September 11, 2019
Partner Catherine Brennan comments for Bloomberg on CFPB's new rules to boost fintech innovation
On September 10, Bloomberg Law reported that the Consumer Financial Protection Bureau (CFPB) unveiled its new policies for providing no-action letters, a "compliance assistance sandbox" and a trial disclosure program which intend to give fintech companies and banks room to develop new products. Like the Office of the Comptroller of the Currency's (OCC) call for applications for special purpose national bank charters for fintechs, the CFPB's new policies could face legal scrutiny, according to Hudson Cook Partner Catherine Brennan. "The bureau is trying to set out the case for its policies, because it no doubt is going to be sued by consumer groups or state attorneys general," she said.
According to Bloomberg, to blunt the threat of action from state attorneys general, the CFPB announced a partnership with the attorneys general of Alabama, Arizona, Georgia, Indiana, Tennessee, South Carolina and Utah. Big states like California, Massachusetts, New York and Pennsylvania could potentially bring lawsuits. Even if there is no challenge to the sandbox policy, the mere threat could leave companies afraid to have their projects bottled up. "Companies that have been operating with some uncertainty will probably continue to do that," added Catherine.

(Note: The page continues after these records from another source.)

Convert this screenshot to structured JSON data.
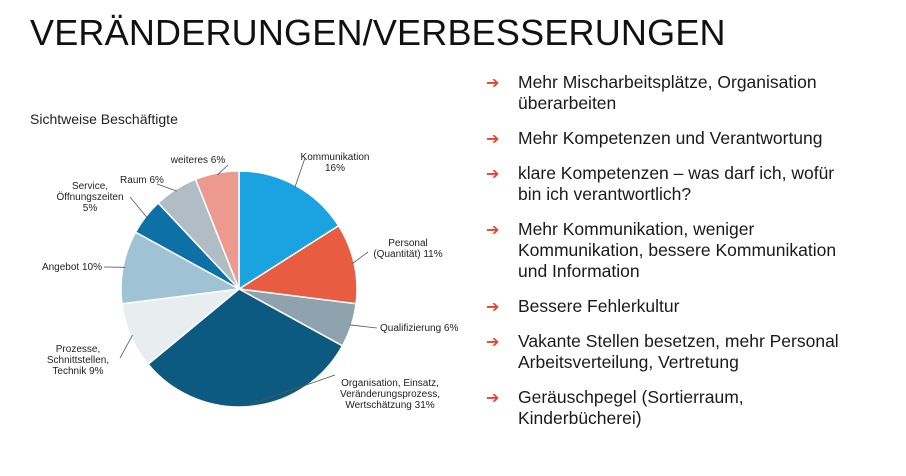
{
  "slide": {
    "title": "VERÄNDERUNGEN/VERBESSERUNGEN"
  },
  "chart_data": {
    "type": "pie",
    "title": "Sichtweise Beschäftigte",
    "slices": [
      {
        "label": [
          "Kommunikation",
          "16%"
        ],
        "value": 16,
        "color": "#1aa3e0"
      },
      {
        "label": [
          "Personal",
          "(Quantität) 11%"
        ],
        "value": 11,
        "color": "#e85c42"
      },
      {
        "label": [
          "Qualifizierung 6%"
        ],
        "value": 6,
        "color": "#8ea3ae"
      },
      {
        "label": [
          "Organisation, Einsatz,",
          "Veränderungsprozess,",
          "Wertschätzung 31%"
        ],
        "value": 31,
        "color": "#0d5a80"
      },
      {
        "label": [
          "Prozesse,",
          "Schnittstellen,",
          "Technik 9%"
        ],
        "value": 9,
        "color": "#e8edf0"
      },
      {
        "label": [
          "Angebot 10%"
        ],
        "value": 10,
        "color": "#9fc2d4"
      },
      {
        "label": [
          "Service,",
          "Öffnungszeiten",
          "5%"
        ],
        "value": 5,
        "color": "#0d71a6"
      },
      {
        "label": [
          "Raum 6%"
        ],
        "value": 6,
        "color": "#b0bdc4"
      },
      {
        "label": [
          "weiteres 6%"
        ],
        "value": 6,
        "color": "#ec9990"
      }
    ]
  },
  "bullets": {
    "arrow_icon": "arrow-right-icon",
    "arrow_glyph": "➔",
    "arrow_color": "#e8442e",
    "items": [
      [
        "Mehr Mischarbeitsplätze, Organisation",
        "überarbeiten"
      ],
      [
        "Mehr Kompetenzen und Verantwortung"
      ],
      [
        "klare Kompetenzen – was darf ich, wofür",
        "bin ich verantwortlich?"
      ],
      [
        "Mehr Kommunikation, weniger",
        "Kommunikation, bessere Kommunikation",
        "und Information"
      ],
      [
        "Bessere Fehlerkultur"
      ],
      [
        "Vakante Stellen besetzen, mehr Personal",
        "Arbeitsverteilung, Vertretung"
      ],
      [
        "Geräuschpegel (Sortierraum,",
        "Kinderbücherei)"
      ]
    ]
  }
}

Catherine assists national and state banks, investment banks, consumer and commercial finance companies, mortgage bankers, installment lenders and other licensed lenders in the development and maintenance of nationwide consumer and commercial lending programs. She engages in credit due diligence on behalf of investors in fintech firms, bank partnership platforms, small business lenders, merchant cash advance companies, consumer finance companies, title loan companies and payday lenders.